Their submissions may reveal where consensus exists and where conflicts remain unresolved.
The SEC and CFTC signed a regulatory harmonization agreement earlier this year aimed at improving coordination on digital assets, product definitions and emerging technologies. The latest consultation represents one of the first major public initiatives resulting from that effort.
The classification of perpetual futures could influence everything from exchange licensing and reporting obligations to retail investor access and institutional participation. It may also determine whether more crypto derivatives activity migrates into regulated U.S. markets.
Market participants increasingly view product definitions as one of the most important unresolved issues in digital asset regulation. Many believe clearer classifications would encourage innovation while reducing legal uncertainty.

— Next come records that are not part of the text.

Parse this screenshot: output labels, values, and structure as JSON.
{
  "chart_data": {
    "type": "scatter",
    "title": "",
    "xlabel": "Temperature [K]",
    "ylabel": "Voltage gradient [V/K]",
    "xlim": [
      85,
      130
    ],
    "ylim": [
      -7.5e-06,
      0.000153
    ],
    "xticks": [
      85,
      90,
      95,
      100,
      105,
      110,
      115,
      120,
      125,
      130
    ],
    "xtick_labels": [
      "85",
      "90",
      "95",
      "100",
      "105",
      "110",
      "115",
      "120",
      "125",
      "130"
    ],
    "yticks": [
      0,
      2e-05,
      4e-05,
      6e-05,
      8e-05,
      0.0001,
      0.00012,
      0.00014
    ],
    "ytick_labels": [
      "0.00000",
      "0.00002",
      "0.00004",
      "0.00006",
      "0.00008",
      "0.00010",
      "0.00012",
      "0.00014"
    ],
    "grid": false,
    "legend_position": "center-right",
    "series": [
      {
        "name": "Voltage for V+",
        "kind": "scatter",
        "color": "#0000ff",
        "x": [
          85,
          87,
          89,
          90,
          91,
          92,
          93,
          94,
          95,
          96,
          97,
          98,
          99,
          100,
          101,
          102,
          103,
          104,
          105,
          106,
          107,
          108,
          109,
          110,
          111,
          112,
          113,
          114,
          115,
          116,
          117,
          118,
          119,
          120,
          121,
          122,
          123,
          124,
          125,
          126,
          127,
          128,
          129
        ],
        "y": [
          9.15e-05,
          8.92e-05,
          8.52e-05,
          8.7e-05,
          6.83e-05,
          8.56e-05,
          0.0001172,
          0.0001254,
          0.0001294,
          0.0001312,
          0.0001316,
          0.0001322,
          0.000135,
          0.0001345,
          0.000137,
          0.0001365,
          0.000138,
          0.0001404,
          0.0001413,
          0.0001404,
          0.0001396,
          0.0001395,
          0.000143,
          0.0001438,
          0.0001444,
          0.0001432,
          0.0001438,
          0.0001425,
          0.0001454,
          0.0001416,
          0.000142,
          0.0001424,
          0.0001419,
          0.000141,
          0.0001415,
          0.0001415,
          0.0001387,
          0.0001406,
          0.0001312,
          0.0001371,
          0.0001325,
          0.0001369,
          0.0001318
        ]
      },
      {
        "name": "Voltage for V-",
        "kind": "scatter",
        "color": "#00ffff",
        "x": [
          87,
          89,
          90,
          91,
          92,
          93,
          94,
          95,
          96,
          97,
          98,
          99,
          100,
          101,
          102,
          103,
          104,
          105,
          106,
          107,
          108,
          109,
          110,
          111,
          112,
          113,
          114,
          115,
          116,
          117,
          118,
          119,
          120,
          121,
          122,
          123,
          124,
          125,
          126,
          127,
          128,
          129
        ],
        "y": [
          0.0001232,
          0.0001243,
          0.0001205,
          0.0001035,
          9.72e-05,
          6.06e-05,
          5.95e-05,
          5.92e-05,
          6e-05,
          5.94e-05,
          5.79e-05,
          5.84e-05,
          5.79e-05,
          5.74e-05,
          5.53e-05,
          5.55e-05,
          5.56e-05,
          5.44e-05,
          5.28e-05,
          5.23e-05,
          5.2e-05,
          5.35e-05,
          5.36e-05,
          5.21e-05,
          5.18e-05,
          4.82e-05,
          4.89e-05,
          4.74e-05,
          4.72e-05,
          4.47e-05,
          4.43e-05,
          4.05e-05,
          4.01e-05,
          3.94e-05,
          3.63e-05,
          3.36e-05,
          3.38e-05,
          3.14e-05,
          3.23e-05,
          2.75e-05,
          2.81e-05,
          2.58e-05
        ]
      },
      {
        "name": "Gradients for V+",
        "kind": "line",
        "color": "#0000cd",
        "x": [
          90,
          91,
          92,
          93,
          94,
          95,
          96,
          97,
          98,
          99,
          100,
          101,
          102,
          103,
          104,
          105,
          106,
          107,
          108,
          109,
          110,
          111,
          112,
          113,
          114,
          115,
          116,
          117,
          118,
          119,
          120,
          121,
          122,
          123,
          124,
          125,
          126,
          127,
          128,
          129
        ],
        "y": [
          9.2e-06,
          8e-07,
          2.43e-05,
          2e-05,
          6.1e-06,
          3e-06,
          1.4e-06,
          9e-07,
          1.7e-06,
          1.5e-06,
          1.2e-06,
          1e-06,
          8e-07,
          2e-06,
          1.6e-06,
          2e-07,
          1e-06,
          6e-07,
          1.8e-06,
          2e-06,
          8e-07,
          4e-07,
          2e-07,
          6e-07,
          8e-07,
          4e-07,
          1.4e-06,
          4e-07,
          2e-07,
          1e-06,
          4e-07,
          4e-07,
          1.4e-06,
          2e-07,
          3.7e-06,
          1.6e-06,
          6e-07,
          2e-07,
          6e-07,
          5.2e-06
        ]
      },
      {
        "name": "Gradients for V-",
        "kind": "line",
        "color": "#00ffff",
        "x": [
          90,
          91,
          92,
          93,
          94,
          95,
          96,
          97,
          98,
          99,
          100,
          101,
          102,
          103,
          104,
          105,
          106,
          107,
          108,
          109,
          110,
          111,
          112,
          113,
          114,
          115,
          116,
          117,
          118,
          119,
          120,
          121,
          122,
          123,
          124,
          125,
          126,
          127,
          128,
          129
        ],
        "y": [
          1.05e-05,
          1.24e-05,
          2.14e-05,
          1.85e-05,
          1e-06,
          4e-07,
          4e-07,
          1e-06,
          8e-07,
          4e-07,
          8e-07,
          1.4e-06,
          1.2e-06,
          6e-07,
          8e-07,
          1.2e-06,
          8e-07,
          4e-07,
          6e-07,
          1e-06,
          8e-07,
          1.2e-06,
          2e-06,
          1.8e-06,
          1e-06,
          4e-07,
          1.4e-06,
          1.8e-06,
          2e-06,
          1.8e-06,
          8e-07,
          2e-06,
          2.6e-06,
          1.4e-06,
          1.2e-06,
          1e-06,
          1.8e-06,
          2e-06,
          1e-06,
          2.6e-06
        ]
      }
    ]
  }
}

The debate over crypto perpetual futures is no longer simply a dispute between exchanges and regulators. It has evolved into a broader discussion about how financial regulation should adapt to products that combine characteristics of multiple asset classes. The decisions emerging from this process could define the next phase of digital asset market development in the United States.
Perpetual futures originated within cryptocurrency markets as a way to provide continuous leveraged exposure without contract expiration dates. Their flexibility helped them become the dominant crypto derivatives product globally. However, their structure differs from traditional futures contracts, creating regulatory challenges in jurisdictions with established derivatives frameworks. The issue gained urgency after the CFTC approved the first U.S.-regulated Bitcoin perpetual futures product in 2026. That approval triggered legal challenges and intensified debate over whether crypto-native instruments fit within existing definitions or require new regulatory approaches. The SEC-CFTC consultation now provides a formal venue for resolving those questions through public input and policy analysis.